New York Fashion Week, which kicked off Thursday, generates more than $400 million and draws roughly 230,000, including fashion elite, style mavens and A-list celebrities. But it also temporarily employees thousands -- and not all of them are models.
Some are hired to erect the event's iconic white tents. Others to herd celebrities from show to show. Still others are employed to paint the catwalk white in between each runway show. And, of course, there are those who help New Yorkers navigate the inconveniences caused by the spectacle.

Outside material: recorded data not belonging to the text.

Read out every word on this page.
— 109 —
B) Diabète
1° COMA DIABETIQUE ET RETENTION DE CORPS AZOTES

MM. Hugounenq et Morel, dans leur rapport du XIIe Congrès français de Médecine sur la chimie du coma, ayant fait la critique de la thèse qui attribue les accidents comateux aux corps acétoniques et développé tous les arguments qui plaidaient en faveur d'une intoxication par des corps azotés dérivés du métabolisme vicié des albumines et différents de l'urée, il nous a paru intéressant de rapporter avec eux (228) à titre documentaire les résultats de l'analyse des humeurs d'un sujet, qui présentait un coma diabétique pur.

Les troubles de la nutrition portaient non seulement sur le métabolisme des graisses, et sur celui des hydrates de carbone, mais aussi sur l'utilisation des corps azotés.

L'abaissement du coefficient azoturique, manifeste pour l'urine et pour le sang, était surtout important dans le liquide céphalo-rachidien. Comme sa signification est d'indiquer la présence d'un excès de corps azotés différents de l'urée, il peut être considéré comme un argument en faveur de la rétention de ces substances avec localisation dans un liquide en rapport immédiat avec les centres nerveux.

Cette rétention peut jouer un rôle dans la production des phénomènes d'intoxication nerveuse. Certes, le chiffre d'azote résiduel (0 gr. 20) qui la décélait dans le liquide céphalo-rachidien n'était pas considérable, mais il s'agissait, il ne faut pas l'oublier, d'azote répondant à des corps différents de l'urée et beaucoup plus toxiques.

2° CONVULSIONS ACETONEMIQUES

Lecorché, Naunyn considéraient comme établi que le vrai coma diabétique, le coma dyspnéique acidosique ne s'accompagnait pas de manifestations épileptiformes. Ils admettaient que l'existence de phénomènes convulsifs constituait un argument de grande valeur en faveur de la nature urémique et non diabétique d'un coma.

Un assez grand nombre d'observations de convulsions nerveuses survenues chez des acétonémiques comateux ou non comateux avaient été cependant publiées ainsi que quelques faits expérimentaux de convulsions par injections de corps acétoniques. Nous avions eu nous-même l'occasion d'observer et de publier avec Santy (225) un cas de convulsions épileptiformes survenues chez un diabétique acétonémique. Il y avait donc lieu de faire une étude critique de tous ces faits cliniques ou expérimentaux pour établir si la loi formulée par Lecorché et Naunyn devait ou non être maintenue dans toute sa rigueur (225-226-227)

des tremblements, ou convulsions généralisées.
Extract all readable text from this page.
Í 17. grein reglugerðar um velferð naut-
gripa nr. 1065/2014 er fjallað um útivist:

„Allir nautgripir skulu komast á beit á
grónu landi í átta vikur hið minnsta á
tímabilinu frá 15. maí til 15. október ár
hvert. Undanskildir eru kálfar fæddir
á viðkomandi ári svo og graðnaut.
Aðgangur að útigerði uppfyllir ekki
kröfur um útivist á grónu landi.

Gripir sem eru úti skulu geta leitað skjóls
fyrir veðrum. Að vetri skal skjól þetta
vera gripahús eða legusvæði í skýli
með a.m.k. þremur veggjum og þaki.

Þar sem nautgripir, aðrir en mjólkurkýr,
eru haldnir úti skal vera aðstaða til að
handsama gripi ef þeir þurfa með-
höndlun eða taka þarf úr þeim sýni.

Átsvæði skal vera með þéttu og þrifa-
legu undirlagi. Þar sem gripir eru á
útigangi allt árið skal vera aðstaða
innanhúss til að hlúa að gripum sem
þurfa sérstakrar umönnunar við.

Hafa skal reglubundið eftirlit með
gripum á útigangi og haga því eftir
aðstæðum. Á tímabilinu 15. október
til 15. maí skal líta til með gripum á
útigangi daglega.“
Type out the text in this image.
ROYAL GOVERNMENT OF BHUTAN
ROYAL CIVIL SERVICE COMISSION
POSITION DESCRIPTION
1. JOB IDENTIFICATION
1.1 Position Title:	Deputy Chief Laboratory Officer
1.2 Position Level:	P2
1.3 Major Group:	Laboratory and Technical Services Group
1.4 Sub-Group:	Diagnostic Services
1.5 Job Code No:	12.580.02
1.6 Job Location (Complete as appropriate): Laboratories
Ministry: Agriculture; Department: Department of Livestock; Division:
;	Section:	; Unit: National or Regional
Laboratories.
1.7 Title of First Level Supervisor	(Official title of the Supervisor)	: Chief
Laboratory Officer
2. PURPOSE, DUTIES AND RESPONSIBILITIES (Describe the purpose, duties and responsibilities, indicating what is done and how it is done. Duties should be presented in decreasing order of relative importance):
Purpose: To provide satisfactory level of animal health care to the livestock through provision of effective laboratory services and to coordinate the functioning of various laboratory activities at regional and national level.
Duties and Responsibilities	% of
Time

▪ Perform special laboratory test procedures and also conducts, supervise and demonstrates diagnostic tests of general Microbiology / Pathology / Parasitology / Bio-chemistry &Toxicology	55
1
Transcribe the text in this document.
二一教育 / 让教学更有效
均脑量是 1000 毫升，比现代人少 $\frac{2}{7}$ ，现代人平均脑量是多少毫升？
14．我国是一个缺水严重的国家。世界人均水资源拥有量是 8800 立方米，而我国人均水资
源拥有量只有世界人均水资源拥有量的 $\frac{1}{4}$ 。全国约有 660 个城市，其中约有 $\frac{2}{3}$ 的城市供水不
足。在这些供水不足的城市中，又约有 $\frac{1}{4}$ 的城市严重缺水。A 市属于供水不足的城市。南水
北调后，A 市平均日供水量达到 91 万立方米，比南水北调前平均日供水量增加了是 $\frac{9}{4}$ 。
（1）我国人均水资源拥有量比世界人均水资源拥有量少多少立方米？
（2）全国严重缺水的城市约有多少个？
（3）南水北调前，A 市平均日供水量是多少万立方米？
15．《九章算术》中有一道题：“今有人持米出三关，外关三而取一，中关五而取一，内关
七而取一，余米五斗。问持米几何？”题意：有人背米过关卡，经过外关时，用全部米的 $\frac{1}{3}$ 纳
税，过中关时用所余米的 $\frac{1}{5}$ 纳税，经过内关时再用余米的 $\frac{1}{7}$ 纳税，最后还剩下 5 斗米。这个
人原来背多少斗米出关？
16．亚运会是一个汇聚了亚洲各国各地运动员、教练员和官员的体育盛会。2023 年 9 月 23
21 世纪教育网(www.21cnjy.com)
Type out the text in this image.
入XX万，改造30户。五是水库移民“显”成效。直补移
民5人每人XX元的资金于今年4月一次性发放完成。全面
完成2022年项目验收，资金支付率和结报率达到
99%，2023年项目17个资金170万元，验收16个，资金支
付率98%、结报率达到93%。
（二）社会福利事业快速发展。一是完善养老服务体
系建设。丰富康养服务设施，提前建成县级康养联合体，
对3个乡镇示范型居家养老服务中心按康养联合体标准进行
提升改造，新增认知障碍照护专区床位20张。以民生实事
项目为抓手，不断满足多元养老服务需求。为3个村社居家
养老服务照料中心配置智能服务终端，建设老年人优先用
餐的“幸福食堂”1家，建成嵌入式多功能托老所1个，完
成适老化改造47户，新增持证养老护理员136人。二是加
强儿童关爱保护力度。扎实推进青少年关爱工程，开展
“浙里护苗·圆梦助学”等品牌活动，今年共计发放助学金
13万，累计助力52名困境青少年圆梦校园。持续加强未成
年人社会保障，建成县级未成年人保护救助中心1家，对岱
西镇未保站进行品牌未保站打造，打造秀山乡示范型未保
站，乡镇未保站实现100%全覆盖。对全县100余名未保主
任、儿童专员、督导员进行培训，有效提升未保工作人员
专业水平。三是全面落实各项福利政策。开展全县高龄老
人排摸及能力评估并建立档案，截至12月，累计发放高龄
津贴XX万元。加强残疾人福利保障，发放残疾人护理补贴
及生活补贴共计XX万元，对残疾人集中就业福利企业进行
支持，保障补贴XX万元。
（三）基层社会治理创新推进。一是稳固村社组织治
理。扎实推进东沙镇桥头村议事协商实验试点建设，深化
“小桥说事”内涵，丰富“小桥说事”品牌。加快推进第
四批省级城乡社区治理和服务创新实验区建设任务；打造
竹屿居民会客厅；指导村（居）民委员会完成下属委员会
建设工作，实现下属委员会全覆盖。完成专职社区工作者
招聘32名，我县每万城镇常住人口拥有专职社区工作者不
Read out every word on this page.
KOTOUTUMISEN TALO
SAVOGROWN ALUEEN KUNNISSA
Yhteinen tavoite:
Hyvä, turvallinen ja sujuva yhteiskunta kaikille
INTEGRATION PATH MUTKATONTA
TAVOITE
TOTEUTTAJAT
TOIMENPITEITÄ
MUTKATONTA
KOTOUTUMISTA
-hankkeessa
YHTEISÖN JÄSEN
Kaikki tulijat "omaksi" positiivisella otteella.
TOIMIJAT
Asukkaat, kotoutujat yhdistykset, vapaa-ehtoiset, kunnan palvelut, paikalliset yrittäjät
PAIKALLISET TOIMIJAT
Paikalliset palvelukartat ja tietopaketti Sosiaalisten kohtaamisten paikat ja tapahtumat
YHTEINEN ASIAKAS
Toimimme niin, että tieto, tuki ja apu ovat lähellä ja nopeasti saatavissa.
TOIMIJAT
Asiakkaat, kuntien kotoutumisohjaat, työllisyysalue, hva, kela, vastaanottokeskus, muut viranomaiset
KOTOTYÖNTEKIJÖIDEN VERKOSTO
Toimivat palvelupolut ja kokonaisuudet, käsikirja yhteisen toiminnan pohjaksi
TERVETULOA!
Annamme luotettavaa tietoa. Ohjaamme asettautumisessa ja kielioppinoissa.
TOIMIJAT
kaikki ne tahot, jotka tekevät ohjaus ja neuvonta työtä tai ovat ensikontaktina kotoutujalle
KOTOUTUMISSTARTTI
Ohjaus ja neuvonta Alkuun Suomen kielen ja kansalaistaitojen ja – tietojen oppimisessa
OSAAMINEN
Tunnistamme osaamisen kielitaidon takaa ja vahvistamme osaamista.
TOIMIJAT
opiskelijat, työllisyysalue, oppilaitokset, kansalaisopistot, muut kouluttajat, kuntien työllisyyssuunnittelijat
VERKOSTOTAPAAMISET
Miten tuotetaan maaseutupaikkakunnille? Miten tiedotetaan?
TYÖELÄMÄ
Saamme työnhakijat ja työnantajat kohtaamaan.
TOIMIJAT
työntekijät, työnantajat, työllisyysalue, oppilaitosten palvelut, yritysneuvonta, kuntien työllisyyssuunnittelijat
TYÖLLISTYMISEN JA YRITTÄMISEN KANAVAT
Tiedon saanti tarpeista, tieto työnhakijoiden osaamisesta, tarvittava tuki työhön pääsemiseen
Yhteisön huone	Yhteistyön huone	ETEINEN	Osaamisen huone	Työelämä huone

"Fashion week has a 24-hour command center in the bandshell of Lincoln Center," said Jo Piazza is a contributor to the Wall Street Journal’s Metropolis blog. She's writing a series about Fashion Week's odd jobs for the blog, "so if any of the buildings that surround Fashion Week that need deliveries that can't get delivered because things are shut down, this command center will actually accept and sign for their packages."
Although the fashion industry has a reputation for being fickle, Piazza said many of the workers and volunteers are dedicated to the event.
"When you talk to a lot of the editors and the publicists that work Fashion Week, they kind of grouse and moan that it's a hard job and something they have to do," Piazza said.
"When you talk to the workers that work Fashion Week, the security guys, the construction guys, the cleaning crews, they love it. And they say it's really a family atmosphere."